Not Trawley. He retched when the smell hit him. How could the others not? He'd crab crawled back wards from the crowd, one of the first to scrabble away as the creature started to writhe and wriggle. How could they not realize? How could they not recognize that rotting order? He'd tried to yell, his voice raspy and paralyzed in his throat as it stood. It was a dinosaur gone wrong, spiked and slick, chunks of its hide missing. It stared over the gathered crowd with dead eyes, a guttural hiss seeping from its throat. Still they didn't run, didn't scream, enthralled right up to the first snap of jaws sprayed them with blood.

Then they ran, but too late, far too late. Trawley scrabbled up, and kept going, not stopping until he left the dying far behind.

It caught up to him eventually. Caught up to everyone. There were thousands and thousands of those creatures roaming the world. Only took a handful to decimate a whole city.

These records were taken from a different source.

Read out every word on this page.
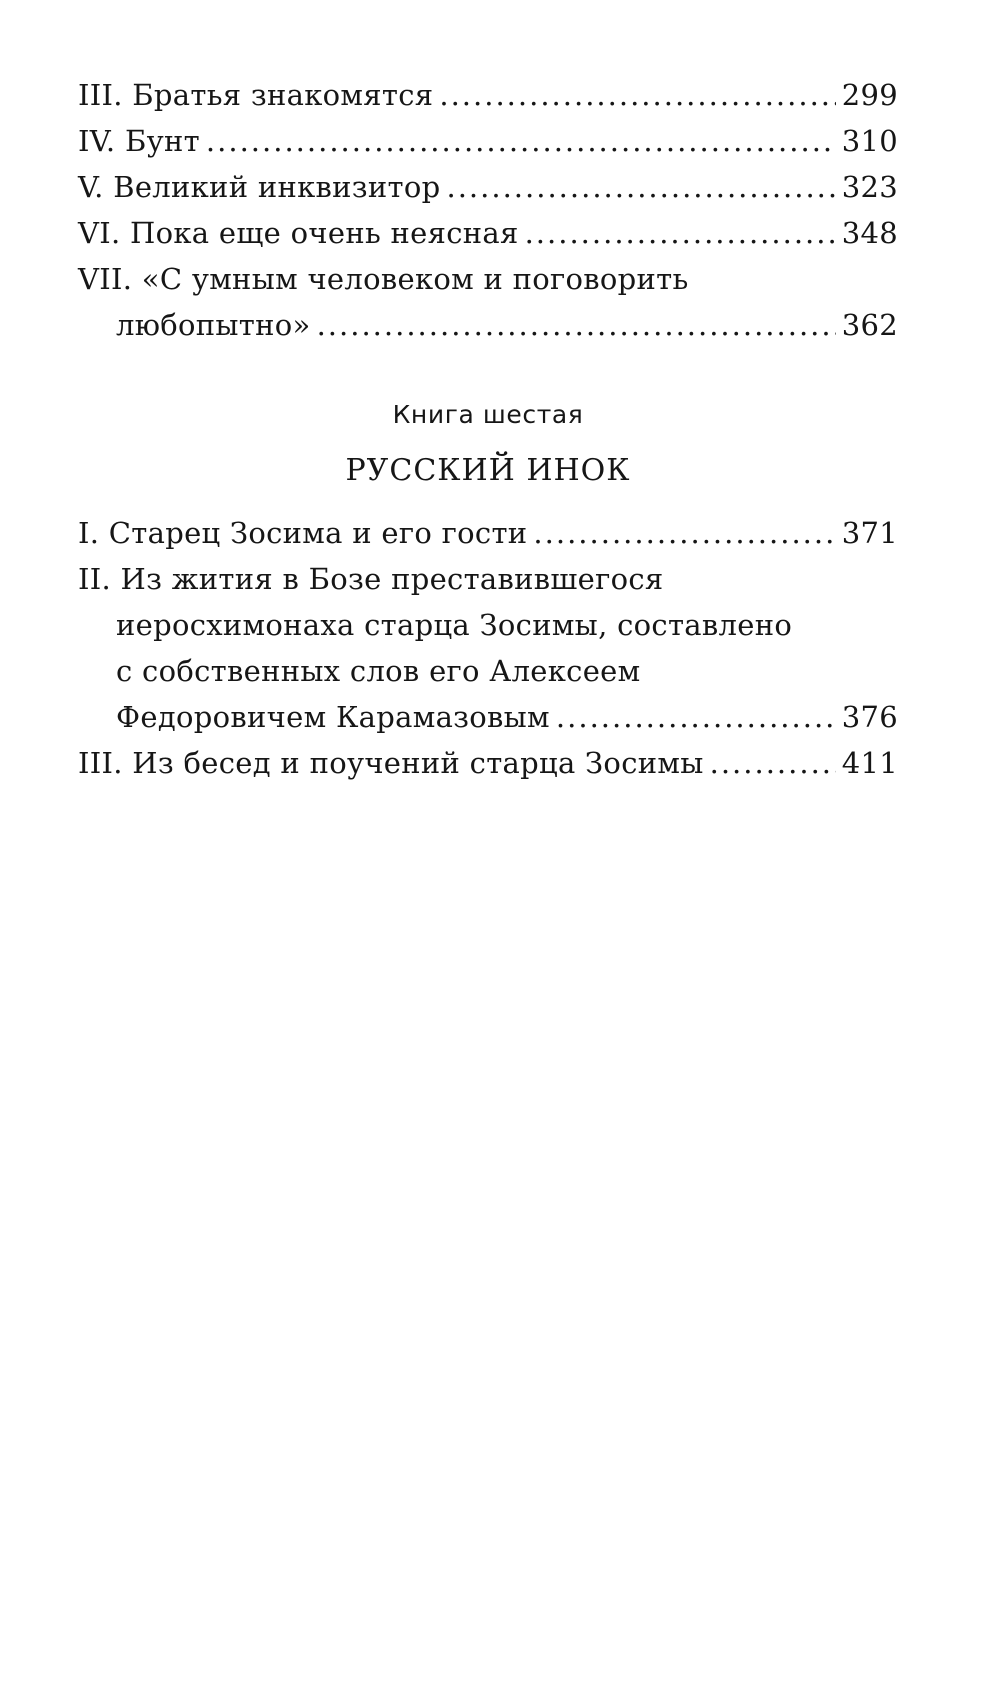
III. Братья знакомятся .....	299
IV. Бунт .....	310
V. Великий инквизитор .....	323
VI. Пока еще очень неясная .....	348
VII. «С умным человеком и поговорить
любопытно» .....	362
Книга шестая
РУССКИЙ ИНОК
I. Старец Зосима и его гости .....	371
II. Из жития в Бозе преставившегося
иеросхимонаха старца Зосимы, составлено
с собственных слов его Алексеем
Федоровичем Карамазовым .....	376
III. Из бесед и поучений старца Зосимы .....	411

Two years of fighting whittled down the population to pockets of resistance.

Trawley gave the liquefying flesh a kick, wiping his boot in the mud as he tapped his head set.

"Target down Franz. I could use a med unit. Diaz took heavy damage," he said, easing up on his shoulders. She was breathing evenly, her accelerated healing burning a fever that made her clothes steam.

His head set crackled and fizzed in his ear. "You killed it in the graveyard?" Franz's excited voice lisped in his ear.

Trawley rolled his eyes, gathering Diaz in a bridal hold as he got his feet under him. "Yes, Franz, as per orders." Creepy little goon.

"Excellent, excellent. Any sign of revival yet?"

Trawley froze, staring at the dead creature. It continued its accelerated rot, brown sludge saturating the earth. He breathed a sigh of relief at no apparent reversal of its condition. The monster was well and truly dead. What the hell was that insane Necromeister going on about?

"Uh, no sign of the creature stirring?" For a second it felt like the ground trembled beneath his boots. Another monster? Trawley backed up to the broken base of the angel statue, completely unequipped to take down another one. The crackle of his headset caused him to jump.

"Not the monster, imbecile, the dead, are the dead stirring yet?"

A chill slid through him, as realization stole over him. He stared, horrified, as the first muck covered fist punched up through the ground.